All those compute nodes are stored in 166 of Hewlett Packard Enterprise’s “Shasta” Cray XE cabinets, which Cray purchased in May 2019 for $1.3 billion, each containing 64 compute blades per cabinet and consisting of a total of eight rows of cabinets distributed across an area the size of two basketball courts. In addition to these compute nodes, the Aurora A21 contains 1,024 storage nodes running Intel’s Distributed Asynchronous Object Storage, or DAOS, with a capacity of 220 TB and a bandwidth of 31 TB/s over the Slingshot connection itself. The compute nodes are also connected by Slingshot, and HPE/Cray is working on a shared compute and storage network in the pre-exascale and exascale machines it is building in the United States and Europe. There used to be one network for computing power and another for storage.

We’re excited to see how the Aurora A21 performs, and there’s no reason it couldn’t agree with El Capitan or Frontier in terms of real-world performance. And if so, there’s hope for Intel’s revised HPC and GPU ambitions, which seem a bit more practical today than they did a few years ago.

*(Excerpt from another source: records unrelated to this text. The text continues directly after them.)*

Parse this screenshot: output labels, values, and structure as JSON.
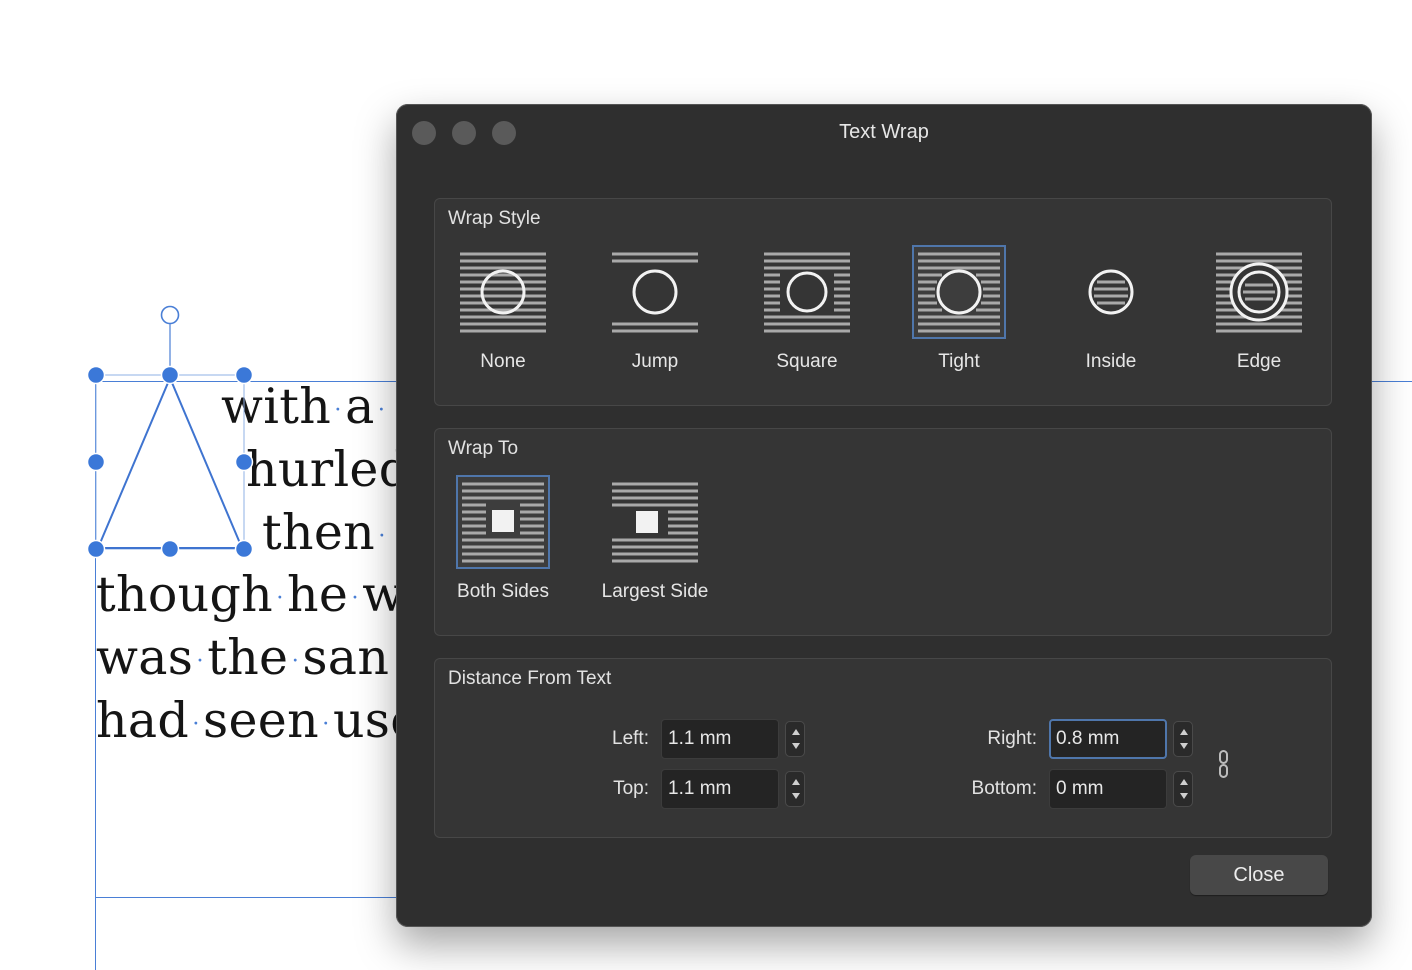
{
  "document": {
    "lines": [
      {
        "words": [
          "with",
          "a"
        ]
      },
      {
        "words": [
          "hurled"
        ]
      },
      {
        "words": [
          "then"
        ]
      },
      {
        "words": [
          "though",
          "he",
          "w"
        ]
      },
      {
        "words": [
          "was",
          "the",
          "san"
        ]
      },
      {
        "words": [
          "had",
          "seen",
          "use"
        ]
      }
    ],
    "selection_color": "#4a7fd6"
  },
  "dialog": {
    "title": "Text Wrap",
    "wrap_style": {
      "heading": "Wrap Style",
      "options": [
        {
          "label": "None",
          "icon": "wrap-none-icon",
          "selected": false
        },
        {
          "label": "Jump",
          "icon": "wrap-jump-icon",
          "selected": false
        },
        {
          "label": "Square",
          "icon": "wrap-square-icon",
          "selected": false
        },
        {
          "label": "Tight",
          "icon": "wrap-tight-icon",
          "selected": true
        },
        {
          "label": "Inside",
          "icon": "wrap-inside-icon",
          "selected": false
        },
        {
          "label": "Edge",
          "icon": "wrap-edge-icon",
          "selected": false
        }
      ]
    },
    "wrap_to": {
      "heading": "Wrap To",
      "options": [
        {
          "label": "Both Sides",
          "icon": "wrap-both-sides-icon",
          "selected": true
        },
        {
          "label": "Largest Side",
          "icon": "wrap-largest-side-icon",
          "selected": false
        }
      ]
    },
    "distance": {
      "heading": "Distance From Text",
      "left_label": "Left:",
      "left_value": "1.1 mm",
      "top_label": "Top:",
      "top_value": "1.1 mm",
      "right_label": "Right:",
      "right_value": "0.8 mm",
      "bottom_label": "Bottom:",
      "bottom_value": "0 mm"
    },
    "close_label": "Close",
    "accent_color": "#4f76ab"
  }
}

Intel has killed the next generation “Rialto Bridge” GPU and has also pushed its own hybrid CPU-GPU devices past 2025, as well as killing its “Gaudi” family of matrix matrix engines in favor of creating a re-established envisions the discrete GPU “Falcon Shores” using the integrated Ethernet connection and the matrix arithmetic units of the Gaudi line. It remains to be seen if this is all done to get the next system deal at Argonne, which must be pretty miffed at Intel given all the changes and delays. Five years and three different architectures is a whimsical little pill to swallow.

Argonne and Lawrence Livermore were both early enthusiasts of IBM’s BlueGene line of massively parallel machines, and Argonne was a strong supporter of the Knights computer engines and Omni-Path interconnections that Intel built as a kind of out-of-the-box replacement for BlueGene machines. . But now Argonne has been burned down three times — once by IBM and twice by Intel — and may not want to be the risk lamb the U.S. Department of Energy wants so it can keep two or three different architectural options in the pipeline. at any time. The DOE hasn’t tapped Nvidia to provide calculators for any of its current exascale computing systems, but that’s always an option for future machines likely to weigh between 5 exaflops and 10 exaflops in the 2028 to 2030 time frame.

That still seems a long way off, but given how hard it is to squeeze performance and cost out of these massive machines, it really isn’t that far off. Argonne is no doubt thinking through its options, and Intel is no doubt trying to show that anything that follows the Falcon Shores GPU – perhaps getting an integrated CPU-GPU device like AMD’s Lawrence Livermore’s El Capitan – will fill the role and foot. the bill.

All we know for sure is that it’s really Argonne’s job to push the boundaries, even if it gets cut short by it at times. That is what supercomputer centers do and have always done. It’s in the job description.

On the other hand, Argonne could take a sharp left turn and be the first US national lab to say hello to it and move all of its applications to Microsoft Azure’s North Central America region outside of Chicago on hybrid CPU-GPU machines connected by InfiniBand or gussied Ethernet.

Stranger things have obviously happened with Argonne, you have to admit.